How victims of Cyber Crime are being let down by Action Fraud
The undercover investigation carried out by The Times newspaper into Action Fraud has revealed a seemingly “defeatist” culture amongst under trained, underpaid and poorly recruited staff who appear to be spending the day taking calls and listening to victims of online fraud, filing reports and doing precious little else. This is sadly not surprising given the experience that we as a firm have had when acting for some of our clients who have been victims of online fraud in the form of anything from phishing attacks and fraudulent emails through to sophisticated malware and ransomware as well as fraud perpetrated through text messaging, instant messaging apps, social media and phone calls.

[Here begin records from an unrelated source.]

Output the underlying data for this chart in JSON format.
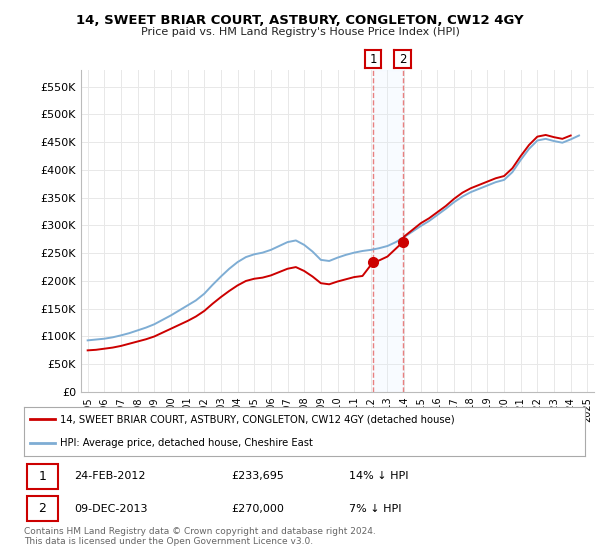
{
  "title": "14, SWEET BRIAR COURT, ASTBURY, CONGLETON, CW12 4GY",
  "subtitle": "Price paid vs. HM Land Registry's House Price Index (HPI)",
  "ylabel_ticks": [
    "£0",
    "£50K",
    "£100K",
    "£150K",
    "£200K",
    "£250K",
    "£300K",
    "£350K",
    "£400K",
    "£450K",
    "£500K",
    "£550K"
  ],
  "ytick_values": [
    0,
    50000,
    100000,
    150000,
    200000,
    250000,
    300000,
    350000,
    400000,
    450000,
    500000,
    550000
  ],
  "ylim": [
    0,
    580000
  ],
  "xlim_min": 1994.6,
  "xlim_max": 2025.4,
  "hpi_color": "#7eadd4",
  "price_color": "#cc0000",
  "marker_color": "#cc0000",
  "legend_label_price": "14, SWEET BRIAR COURT, ASTBURY, CONGLETON, CW12 4GY (detached house)",
  "legend_label_hpi": "HPI: Average price, detached house, Cheshire East",
  "transaction1_date": "24-FEB-2012",
  "transaction1_price": "£233,695",
  "transaction1_hpi": "14% ↓ HPI",
  "transaction2_date": "09-DEC-2013",
  "transaction2_price": "£270,000",
  "transaction2_hpi": "7% ↓ HPI",
  "t1_x": 2012.13,
  "t1_y": 233695,
  "t2_x": 2013.92,
  "t2_y": 270000,
  "footer": "Contains HM Land Registry data © Crown copyright and database right 2024.\nThis data is licensed under the Open Government Licence v3.0.",
  "background_color": "#ffffff",
  "grid_color": "#e8e8e8",
  "vline_color": "#e88080",
  "shade_color": "#ddeeff",
  "years_hpi": [
    1995.0,
    1995.5,
    1996.0,
    1996.5,
    1997.0,
    1997.5,
    1998.0,
    1998.5,
    1999.0,
    1999.5,
    2000.0,
    2000.5,
    2001.0,
    2001.5,
    2002.0,
    2002.5,
    2003.0,
    2003.5,
    2004.0,
    2004.5,
    2005.0,
    2005.5,
    2006.0,
    2006.5,
    2007.0,
    2007.5,
    2008.0,
    2008.5,
    2009.0,
    2009.5,
    2010.0,
    2010.5,
    2011.0,
    2011.5,
    2012.0,
    2012.5,
    2013.0,
    2013.5,
    2014.0,
    2014.5,
    2015.0,
    2015.5,
    2016.0,
    2016.5,
    2017.0,
    2017.5,
    2018.0,
    2018.5,
    2019.0,
    2019.5,
    2020.0,
    2020.5,
    2021.0,
    2021.5,
    2022.0,
    2022.5,
    2023.0,
    2023.5,
    2024.0,
    2024.5
  ],
  "hpi_values": [
    93000,
    94500,
    96000,
    98500,
    102000,
    106000,
    111000,
    116000,
    122000,
    130000,
    138000,
    147000,
    156000,
    165000,
    177000,
    193000,
    208000,
    222000,
    234000,
    243000,
    248000,
    251000,
    256000,
    263000,
    270000,
    273000,
    265000,
    253000,
    238000,
    236000,
    242000,
    247000,
    251000,
    254000,
    256000,
    259000,
    263000,
    270000,
    279000,
    289000,
    299000,
    308000,
    319000,
    330000,
    342000,
    352000,
    360000,
    366000,
    372000,
    378000,
    382000,
    396000,
    418000,
    438000,
    453000,
    456000,
    452000,
    449000,
    455000,
    462000
  ],
  "years_price": [
    1995.0,
    1995.5,
    1996.0,
    1996.5,
    1997.0,
    1997.5,
    1998.0,
    1998.5,
    1999.0,
    1999.5,
    2000.0,
    2000.5,
    2001.0,
    2001.5,
    2002.0,
    2002.5,
    2003.0,
    2003.5,
    2004.0,
    2004.5,
    2005.0,
    2005.5,
    2006.0,
    2006.5,
    2007.0,
    2007.5,
    2008.0,
    2008.5,
    2009.0,
    2009.5,
    2010.0,
    2010.5,
    2011.0,
    2011.5,
    2012.13,
    2012.5,
    2013.0,
    2013.92,
    2014.0,
    2014.5,
    2015.0,
    2015.5,
    2016.0,
    2016.5,
    2017.0,
    2017.5,
    2018.0,
    2018.5,
    2019.0,
    2019.5,
    2020.0,
    2020.5,
    2021.0,
    2021.5,
    2022.0,
    2022.5,
    2023.0,
    2023.5,
    2024.0
  ],
  "price_values": [
    75000,
    76000,
    78000,
    80000,
    83000,
    87000,
    91000,
    95000,
    100000,
    107000,
    114000,
    121000,
    128000,
    136000,
    146000,
    159000,
    171000,
    182000,
    192000,
    200000,
    204000,
    206000,
    210000,
    216000,
    222000,
    225000,
    218000,
    208000,
    196000,
    194000,
    199000,
    203000,
    207000,
    209000,
    233695,
    237000,
    244000,
    270000,
    280000,
    292000,
    304000,
    313000,
    324000,
    335000,
    348000,
    359000,
    367000,
    373000,
    379000,
    385000,
    389000,
    403000,
    425000,
    445000,
    460000,
    463000,
    459000,
    456000,
    462000
  ]
}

We always try and support our clients to the fullest extent possible and part of that often involves referring them to contact Action Fraud, if only to get a crime reference number to help with making and insurance claim if nothing else. I have spoken at conferences around the country on cyber security (as the author of the Law Society Cyber Security Toolkit) and often shared platforms with representatives from the police and Action Fraud who have always urged victims of fraud to contact Action Fraud to make sure that the matter is correctly registered and investigated so that the police can take on the fraudsters.
It is consequently so very disappointing to hear that callers are being routed through a call centre where calls are answered not by police officers but by poorly trained staff who are tasked with taking the briefest of reports and making an instant decision as to whether the incident should be filed as a crime report or an “information” report. It seems that the staff are paid barely above the minimum wage and for many of them this is their first job having left school at 16. They’ve received the absolute minimum of training with some of them taking “supervised” calls within 2 weeks of having started. The mandated Home Office training appears to be minimal compared to the training that staff in call centres dealing with customers in industries such as utilities or financial services where training usually lasts up to 6 weeks or more. Standards appear to be so poor that in what should be a “closed book” examination, the answers had been pre supplied while other material was literally stuck on the wall with those taking the assessment encouraged to get up and look at the answers.
As a result staff have been shown in undercover videos shot by the Times investigative journalist as play fighting, checking personal social media and literally drifting off to sleep all while taking live calls from victims of crime, many of whom may have lost substantial sums of money such as the proceeds of a house sale or the entirety of their pension funds. In many instances callers appear to be under the impression that they are speaking to police officers when in fact they are just speaking to barely listening teenagers who are eager to leave finish their shift and leave as soon as they can. One manager admits on Twitter to having worked shifts while inebriated.
The shocking thing here is that approximately a third of all crime in the UK is now made up of fraud. Yet of all of the more than 500,000 fraud cases reported last year barely 10,000 – a few percent of those reported – will result in any arrests. When victims of crime are being directed to the apparent cul-de-sac that is Action Fraud it is not difficult to see why success rates are so tiny, and these figures should have provoked action. It should not have required a journalist to walk into the call centre with a video camera and get it onto the front pages for the Home Office to wake up and take action. As a result, fraudsters are most likely fully aware that the bare minimum in terms of police resources is being directed at investigating them and stopping them, leaving them to be ever more adventurous and ambitious in targeting more and more innocent victims for ever larger sums.
Perhaps the most frustrating aspect revealed by the Times investigation is that it has demonstrated that the Action Fraud service is being run for the lowest possible cost. Yet if a fraction of the public money spent on funding a call centre with a couple of hundred staff had been spent on better public education as to the risks of carrying out business online and some simple yet effective measures that people can take to protect themselves along with better working between the Government and some of the device manufacturers and service suppliers to make doing business online more transparent and secure it may have been possible to drastically reduce the spiraling number of online fraud cases that now appear to be swamping Action Fraud.
Since The Time investigation went public we have heard that the new Home Secretary is “concerned”, that the City of London Police who are responsible for Action Fraud are “horrified” and “saddened” but also that the activity observed by the journalist is being explained away as “isolated incidents” and that a handful of staff have been suspended. We now have to see if the totality of the response will be to simply sweep this under the carpet while blaming a few “bad apples” or whether this becomes a precursor to more effective reform. Clearly a story like this demonstrating victims of crime seemingly being “fobbed off” at the lowest possible price does not sit well alongside the Government’s investment in the National Cyber Security Centre with its stated aims of making the UK “the safest place in the world to do business online.” The NCSC spends the majority of its time supporting businesses that have been victims of cyber crime but in reality both private individuals, businesses and organisations of all shapes and sizes can be victims of online fraud and a more joined up strategy in both supporting the victims of crime as well as preventing the fraud happening in the first place is needed. Without such strategic reform the billions lost to fraudsters as the result of cyber crime will simply continue to grow and grow and become an ever increasing drag on the UK economy which should be of concern not just to the Home Secretary but also the Chancellor and Prime minister.